The junior pilots enact a kind of children’s theater production of the first movie. The cockfight between Maverick and Iceman is echoed in the rivalrous posturing of Rooster and the arrogant Hangman (an interestingly Kilmeresque Glen Powell). We are treated to a shirtless game of touch football on the beach, which doesn’t quite match the original volleyball game for sweaty camp subtext. There are some memorable supporting performances — notably from Bashir Salahuddin, Monica Barbaro and the always solid Jon Hamm, as a by-the-book, stick-in-the-mud admiral — but the world they inhabit is textureless and generic.

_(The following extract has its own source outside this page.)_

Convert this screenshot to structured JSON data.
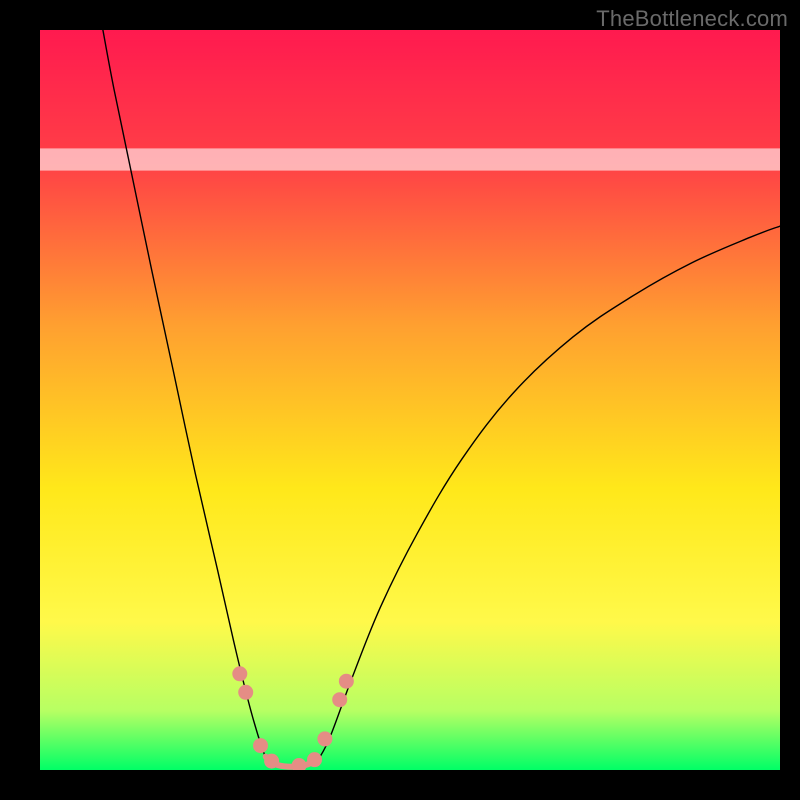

At times Kosinski seems to be reaching for an updated version of the sun-kissed, high-style ’80s aesthetic that “Top Gun” so effortlessly and elegantly typified. What he comes up with is something bland and basic, without the brazen, trashy sublimity you find in the work of genuine pop auteurs like Scott, his his brother his Ridley, James Cameron or Michael Bay.

Though you may hear otherwise, “Top Gun: Maverick” is not a great movie. It is a thin, over-strenuous and sometimes very enjoyable movie. But it is also, and perhaps more significantly, an earnest statement of the thesis that movies can and should be great. I’m old enough to remember when that went without saying. For Pete’s sake, I’m almost as old as Maverick.

Top Gun: Maverick
Rated PG-13. Running time: 2 hours 11 minutes. In theaters.